Elle attendit le cri d'alerte ou une parole mais rien ne vint. Tremblante, elle risqua un coup d'oeil. Le nouveau venu ne ressemblait absolument pas au premier. Il ne devait avoir qu'un ou deux ans de plus qu'elle et était d'une beauté stupéfiante. Iréelle. Il avait les bras croisés sur sa poitrine et regardait le fauteuil d'un air réprobateur. Malgré son jeune âge, il était grand et très musclé.
Il sait.
Peut être qu'il ne l'avait pas vue. Peut être qu'il réfléchissais... Ses yeux glissèrent sur les liens de son complice. Les extrémitées de ses lèvres se retroussèrent légèrement.
-Joli travail.
Il décroisat ses bras et se dirigea vers le fauteuil.
Ça y est.
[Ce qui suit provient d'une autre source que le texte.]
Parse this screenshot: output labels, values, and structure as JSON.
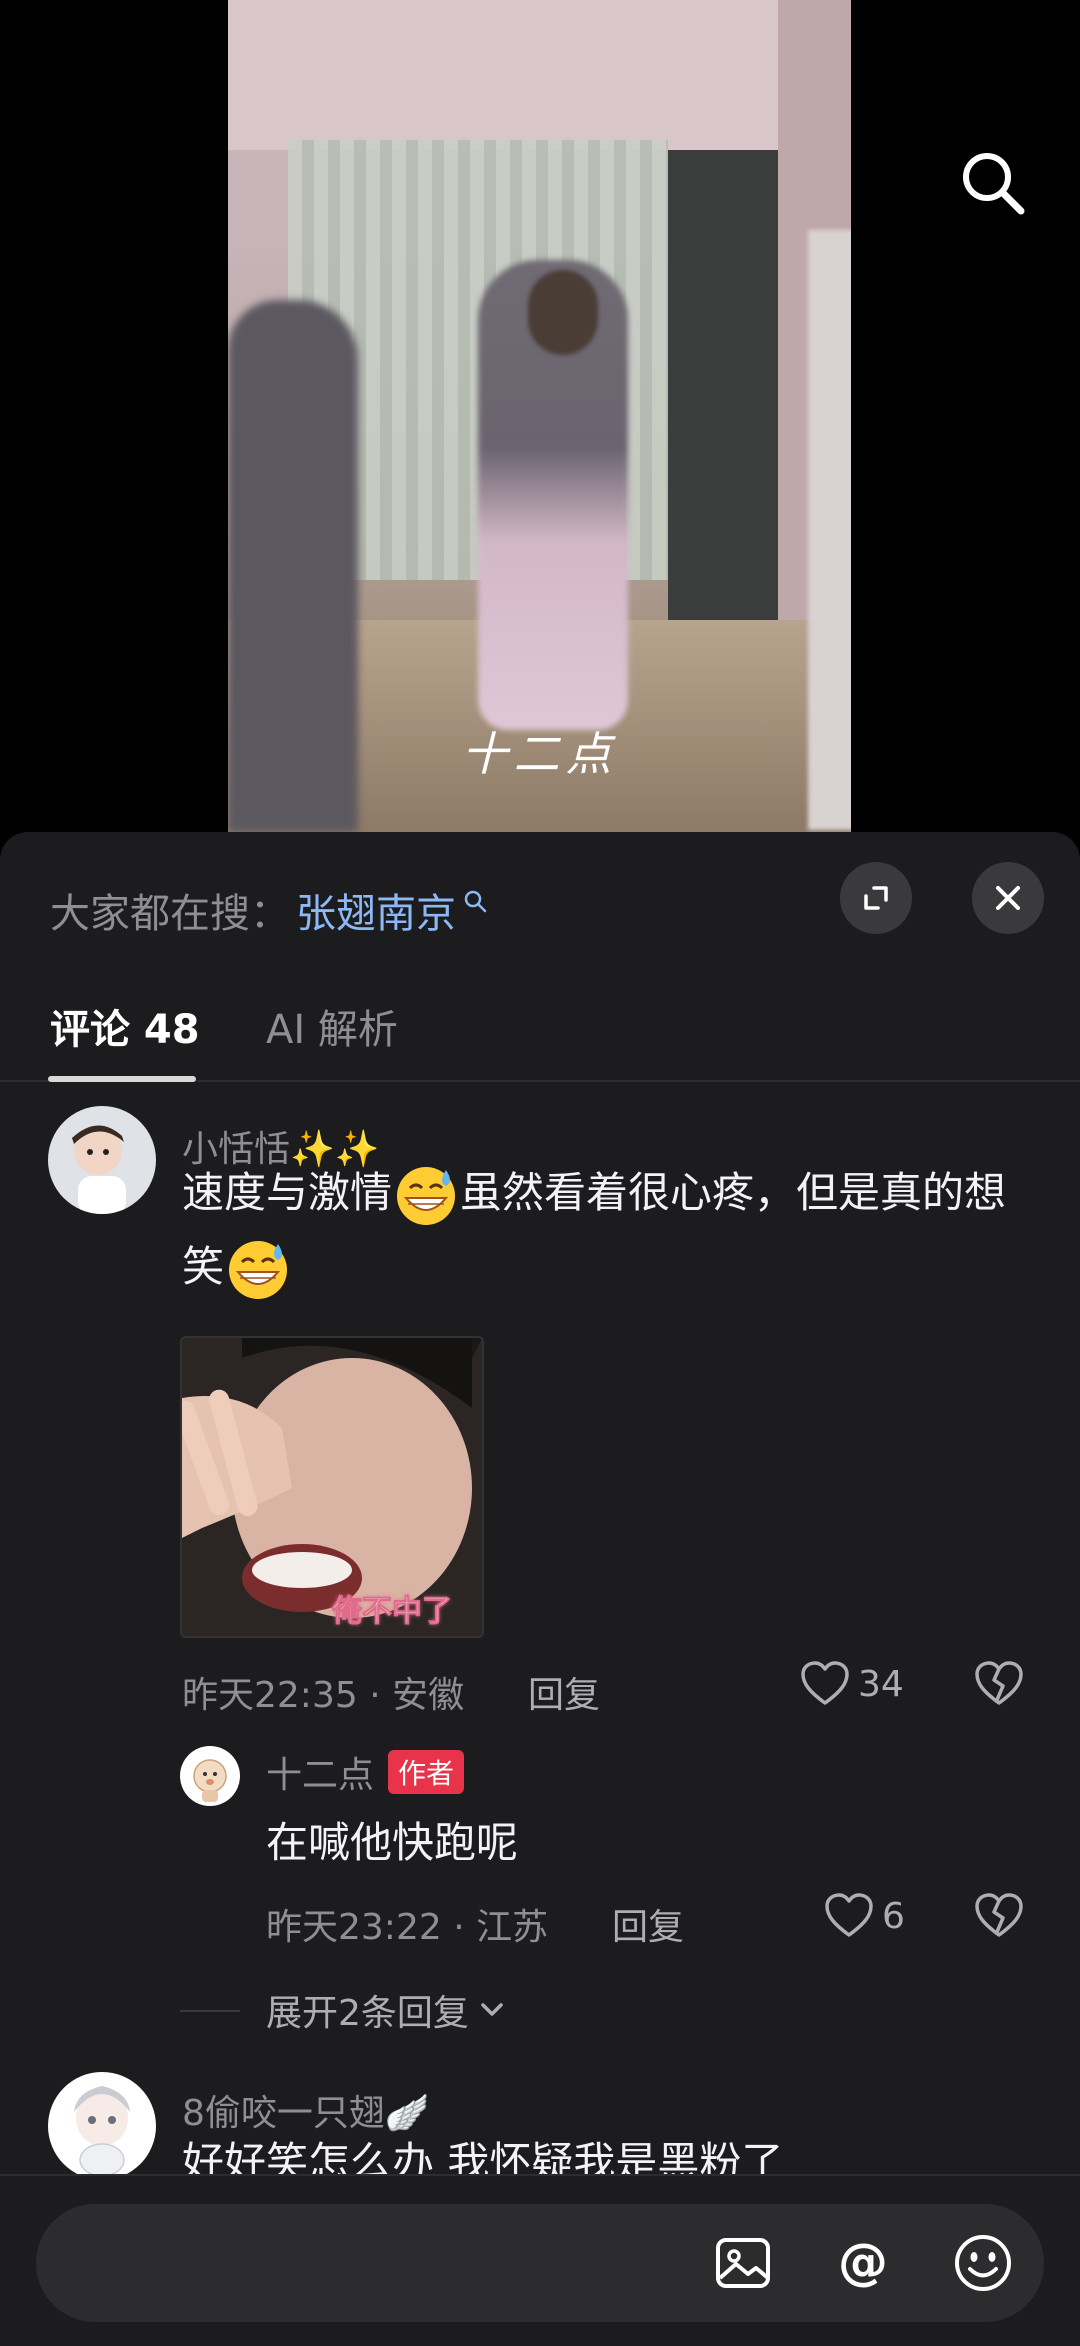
{
  "video": {
    "watermark": "十二点"
  },
  "sheet": {
    "trending_label": "大家都在搜：",
    "trending_keyword": "张翅南京",
    "tabs": [
      {
        "label": "评论 48"
      },
      {
        "label": "AI 解析"
      }
    ]
  },
  "comments": [
    {
      "username": "小恬恬✨✨",
      "text_part1": "速度与激情",
      "text_part2": "虽然看着很心疼，但是真的想笑",
      "image_caption": "俺不中了",
      "time_location": "昨天22:35 · 安徽",
      "reply_label": "回复",
      "likes": "34",
      "reply": {
        "username": "十二点",
        "badge": "作者",
        "text": "在喊他快跑呢",
        "time_location": "昨天23:22 · 江苏",
        "reply_label": "回复",
        "likes": "6"
      },
      "expand_label": "展开2条回复"
    },
    {
      "username": "8偷咬一只翅🪽",
      "text": "好好笑怎么办 我怀疑我是黑粉了"
    }
  ],
  "input": {
    "placeholder": ""
  },
  "colors": {
    "sheet_bg": "#1c1c1e",
    "accent_link": "#8cb8f5",
    "author_badge": "#e8344a"
  }
}
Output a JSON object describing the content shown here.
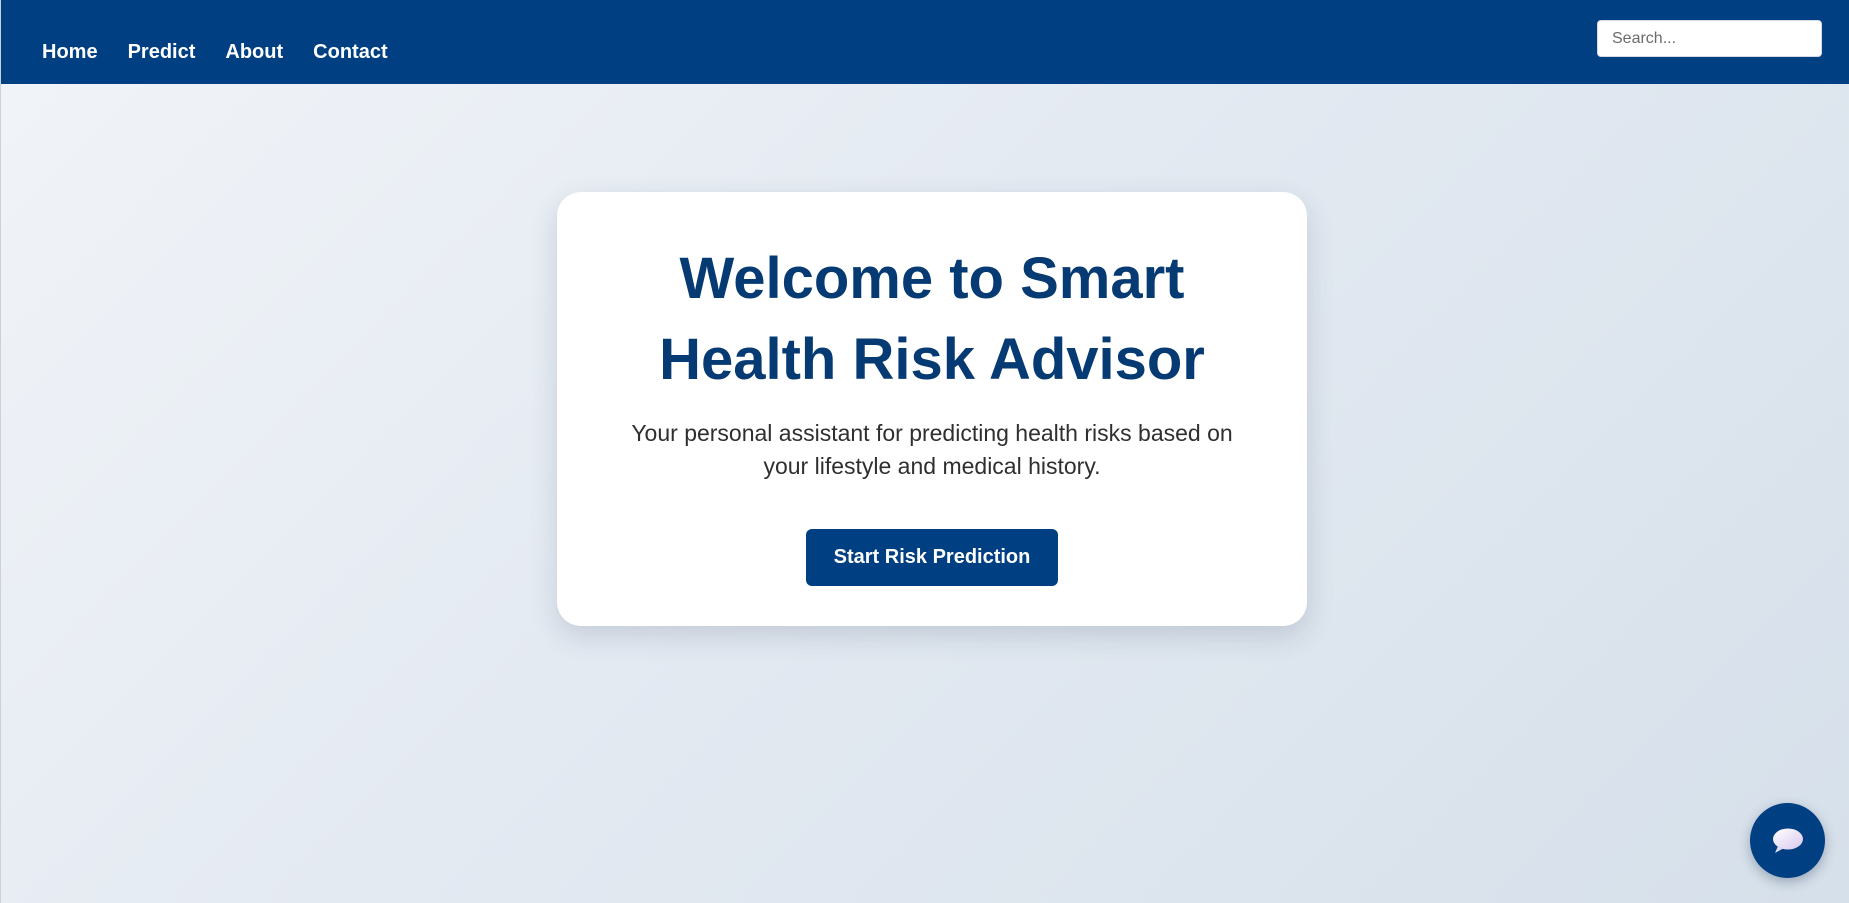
{
  "nav": {
    "items": [
      {
        "label": "Home"
      },
      {
        "label": "Predict"
      },
      {
        "label": "About"
      },
      {
        "label": "Contact"
      }
    ],
    "search_placeholder": "Search..."
  },
  "hero": {
    "title": "Welcome to Smart Health Risk Advisor",
    "subtitle": "Your personal assistant for predicting health risks based on your lifestyle and medical history.",
    "button_label": "Start Risk Prediction"
  },
  "chat": {
    "icon": "chat-bubble-icon"
  },
  "colors": {
    "primary": "#003f82",
    "title": "#063a73",
    "card_background": "#ffffff"
  }
}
Je suis foutue.
Elle se retourna, ferma le yeux et serra fort son rouleau. Quand elle les rouvrit une seconde plus tard, il était accroupi devant elle, un grand sourire aux lèvres. Elle le fixa, éblouie.
-Tu vas venir avec moi...
Il avait une voix tellement envoûtante... Elle hocha la tête mécaniquement et commença à se relever. Une pensée l'arrêta.
Pourquoi je lui obéi? Ils ont peut être tué mon père. Il est pas net...
Ébahie par son propre geste, elle brandit le rouleau et lui asséna un grand coup sur la tête. Il la regarda un instant, étonné, puis s'éffondra. Sans perdre une seconde, elle l'attacha de la même manière que son complice, se leva et tira le deuxième homme derrière le fauteuil.
Elle se releva, se retourna, et se retrouva nez à nez avec le troisième homme.